A la fin des années 1960, Eschenbach décide de devenir chef d’orchestre et fait ses débuts en 1972. Cette autre carrière le rendra plus célèbre encore et le mènera à la tête de très grands orchestres, tel l’Orchestre de Paris, dont il a été le directeur musical de 2000 à 2010.

Aucune note discordante

Ce portrait a pour qualité de ne pas être larmoyant. Ce n’est certes pas le genre de Christoph Eschenbach que de s’apitoyer sur un sort terrifiant auquel il a miraculeusement échappé. Mais on sait gré au réalisateur de ne pas avoir trop appuyé sur ce ressort tentant, avec les développements convenus sur une quelconque résilience. Les séquences d’archives photographiques ou de jeu sur le piano de son enfance (un Bechstein de la fin du XIXe siècle qu’il possède toujours) n’en sont que plus fortes.

Il s’agit certes d’un portrait, et non d’une enquête. Mais, comme souvent dans ce genre de travail biographique, on verse presque dans l’hagiographie. Les rares intervenants sont ce qu’on appelle ordinairement des « protégés » : le pianiste Lang Lang et le violoniste Erik Schumann.

Lang Lang ne tarit pas d’éloges envers son mentor. On sait d’autant mieux qu’Eschenbach le lui rend bien qu’on l’avait rencontré aux Etats-Unis, en août 1999, au Ravinia Festival. Il sortait d’une audition où il avait découvert le jeune prodige chinois (de 17 ans alors), devenu depuis une vedette internationale. Mais trop de compliments tuent le compliment. Et l’on aurait aimé entendre d’autres témoins, qui auraient pu expliquer certains traits de la carrière d’Eschenbach : pourquoi après l’Orchestre de Paris (où la relation avec les musiciens a été exceptionnelle puis difficile) et l’Orchestre de Philadelphie (l’une des plus grandes phalanges symphoniques au monde, qui n’a pas renouvelé son contrat) s’est-il retrouvé patron du médiocre Orchestre national de Washington ? Pourquoi ne fait-il jamais, ou presque, d’opéra, lui qui adore le chant et est un exceptionnel accompagnateur ?

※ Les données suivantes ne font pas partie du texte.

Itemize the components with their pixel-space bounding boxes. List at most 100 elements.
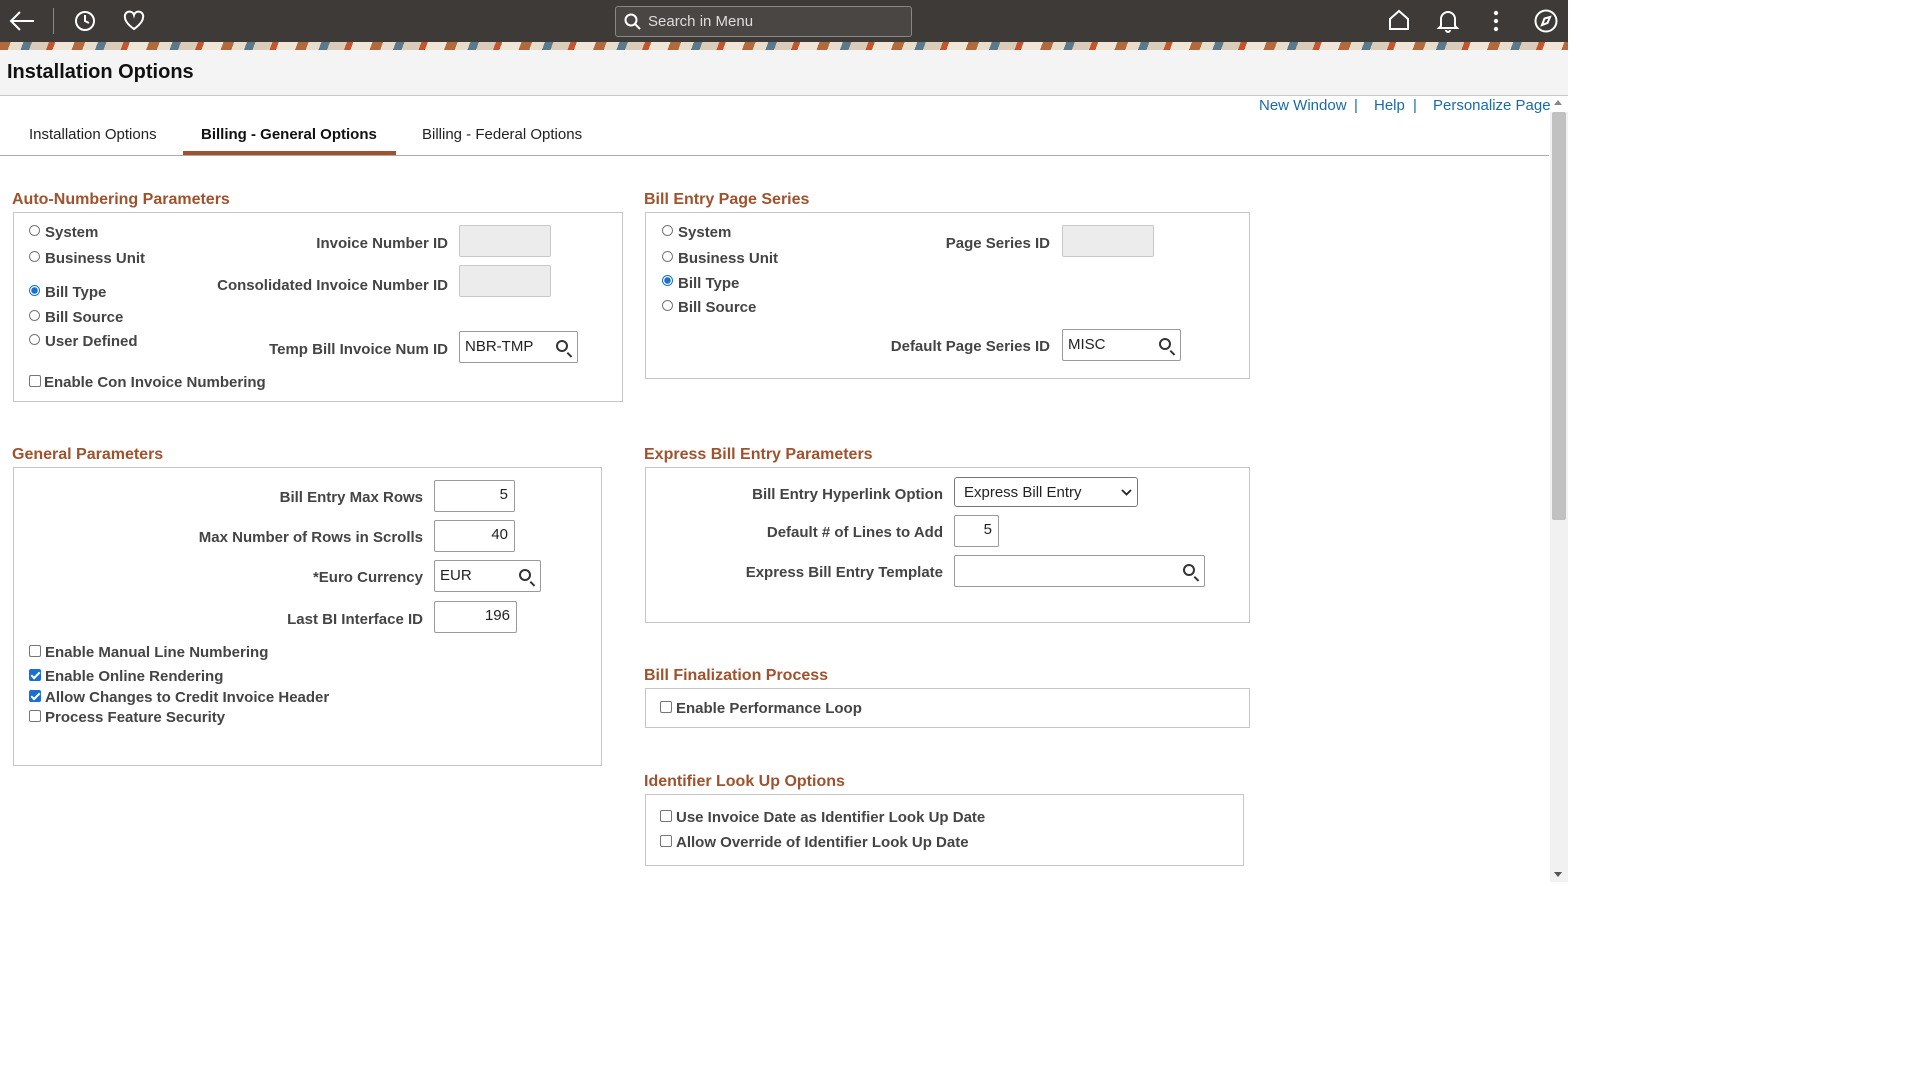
max-rows-field[interactable]: 5	[434, 480, 515, 512]
express-bill-title: Express Bill Entry Parameters	[644, 446, 873, 463]
radio-label: Bill Source	[45, 309, 124, 326]
override-lookup-checkbox[interactable]	[660, 835, 672, 847]
checkbox-label: Enable Con Invoice Numbering	[44, 374, 266, 391]
dropdown-chevron-icon	[1121, 489, 1132, 496]
help-link[interactable]: Help	[1374, 97, 1405, 114]
lookup-icon[interactable]	[556, 340, 568, 352]
default-page-series-value: MISC	[1068, 336, 1106, 353]
radio-business-unit[interactable]	[662, 251, 673, 262]
hyperlink-option-select[interactable]: Express Bill Entry	[954, 477, 1138, 507]
navbar-icon[interactable]	[1533, 8, 1559, 34]
page-title: Installation Options	[7, 61, 194, 83]
hyperlink-option-label: Bill Entry Hyperlink Option	[752, 486, 943, 503]
scrollbar-thumb[interactable]	[1552, 112, 1566, 520]
radio-label: Bill Source	[678, 299, 757, 316]
radio-label: System	[678, 224, 732, 241]
radio-bill-type[interactable]	[662, 275, 673, 286]
invoice-date-lookup-checkbox[interactable]	[660, 810, 672, 822]
temp-bill-label: Temp Bill Invoice Num ID	[269, 341, 448, 358]
scroll-rows-label: Max Number of Rows in Scrolls	[198, 529, 423, 546]
performance-loop-checkbox[interactable]	[660, 701, 672, 713]
history-icon[interactable]	[73, 9, 97, 33]
consolidated-invoice-field	[459, 265, 551, 297]
template-label: Express Bill Entry Template	[745, 564, 943, 581]
lookup-icon[interactable]	[519, 569, 531, 581]
temp-bill-value: NBR-TMP	[465, 338, 534, 355]
radio-system[interactable]	[662, 225, 673, 236]
back-arrow-icon[interactable]	[8, 9, 36, 33]
link-separator: |	[1354, 97, 1358, 114]
favorites-icon[interactable]	[122, 9, 146, 33]
hyperlink-option-value: Express Bill Entry	[964, 484, 1082, 501]
radio-business-unit[interactable]	[29, 251, 40, 262]
tab-divider	[0, 155, 1549, 156]
home-icon[interactable]	[1387, 8, 1411, 32]
tab-billing-general-options[interactable]: Billing - General Options	[201, 126, 377, 143]
radio-bill-source[interactable]	[29, 310, 40, 321]
radio-label: Business Unit	[45, 250, 146, 267]
checkbox-label: Allow Override of Identifier Look Up Dat…	[676, 834, 969, 851]
radio-system[interactable]	[29, 225, 40, 236]
manual-line-numbering-checkbox[interactable]	[29, 645, 41, 657]
scroll-up-arrow[interactable]	[1554, 100, 1562, 105]
bill-finalization-title: Bill Finalization Process	[644, 667, 829, 684]
lookup-icon[interactable]	[1183, 564, 1195, 576]
radio-label: User Defined	[45, 333, 138, 350]
radio-bill-type[interactable]	[29, 285, 40, 296]
default-lines-field[interactable]: 5	[954, 515, 999, 547]
search-placeholder: Search in Menu	[648, 13, 754, 30]
new-window-link[interactable]: New Window	[1259, 97, 1347, 114]
checkbox-label: Process Feature Security	[45, 709, 226, 726]
search-icon	[624, 13, 641, 30]
euro-currency-value: EUR	[440, 567, 472, 584]
scroll-down-arrow[interactable]	[1554, 872, 1562, 877]
auto-numbering-title: Auto-Numbering Parameters	[12, 191, 230, 208]
default-lines-label: Default # of Lines to Add	[766, 524, 943, 541]
top-bar: Search in Menu	[0, 0, 1568, 42]
radio-user-defined[interactable]	[29, 334, 40, 345]
checkbox-label: Enable Manual Line Numbering	[45, 644, 269, 661]
last-bi-field[interactable]: 196	[434, 601, 517, 633]
general-parameters-title: General Parameters	[12, 446, 164, 463]
personalize-page-link[interactable]: Personalize Page	[1433, 97, 1551, 114]
euro-currency-field[interactable]: EUR	[434, 560, 541, 592]
default-page-series-field[interactable]: MISC	[1062, 329, 1181, 361]
radio-label: System	[45, 224, 99, 241]
checkbox-label: Allow Changes to Credit Invoice Header	[45, 689, 330, 706]
temp-bill-field[interactable]: NBR-TMP	[459, 331, 578, 363]
consolidated-invoice-label: Consolidated Invoice Number ID	[217, 277, 448, 294]
identifier-lookup-title: Identifier Look Up Options	[644, 773, 845, 790]
default-page-series-label: Default Page Series ID	[890, 338, 1050, 355]
enable-con-invoice-checkbox[interactable]	[29, 375, 41, 387]
scroll-rows-field[interactable]: 40	[434, 520, 515, 552]
invoice-number-id-label: Invoice Number ID	[316, 235, 448, 252]
lookup-icon[interactable]	[1159, 338, 1171, 350]
last-bi-label: Last BI Interface ID	[287, 611, 423, 628]
search-menu-input[interactable]: Search in Menu	[615, 6, 912, 37]
page-title-band: Installation Options	[0, 50, 1568, 96]
actions-menu-icon[interactable]	[1490, 9, 1502, 33]
tab-billing-federal-options[interactable]: Billing - Federal Options	[422, 126, 582, 143]
banner-pattern	[0, 42, 1568, 50]
bill-entry-series-title: Bill Entry Page Series	[644, 191, 810, 208]
credit-invoice-header-checkbox[interactable]	[29, 690, 41, 702]
link-separator: |	[1413, 97, 1417, 114]
page-series-id-field	[1062, 225, 1154, 257]
online-rendering-checkbox[interactable]	[29, 669, 41, 681]
checkbox-label: Enable Performance Loop	[676, 700, 862, 717]
checkbox-label: Enable Online Rendering	[45, 668, 224, 685]
radio-label: Bill Type	[45, 284, 107, 301]
radio-label: Bill Type	[678, 275, 740, 292]
radio-bill-source[interactable]	[662, 300, 673, 311]
page-series-id-label: Page Series ID	[945, 235, 1050, 252]
toolbar-divider	[53, 8, 54, 34]
process-feature-security-checkbox[interactable]	[29, 710, 41, 722]
euro-currency-label: *Euro Currency	[312, 569, 423, 586]
template-field[interactable]	[954, 555, 1205, 587]
radio-label: Business Unit	[678, 250, 779, 267]
identifier-lookup-box	[645, 794, 1244, 866]
notification-icon[interactable]	[1436, 8, 1460, 34]
tab-installation-options[interactable]: Installation Options	[29, 126, 157, 143]
invoice-number-id-field	[459, 225, 551, 257]
checkbox-label: Use Invoice Date as Identifier Look Up D…	[676, 809, 986, 826]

Fournir des éléments de réponse à ces questions – et à d’autres – n’aurait pas été inconvenant envers ce subtil musicien dont la stature est suffisamment établie et respectée pour ne pas être écornée par quelques points de vue éventuellement critiques et contradictoires.

Le Chef d’orchestre Christoph Eschenbach : du silence à la musique, d’Andreas Morell (All., 2016, 52 min).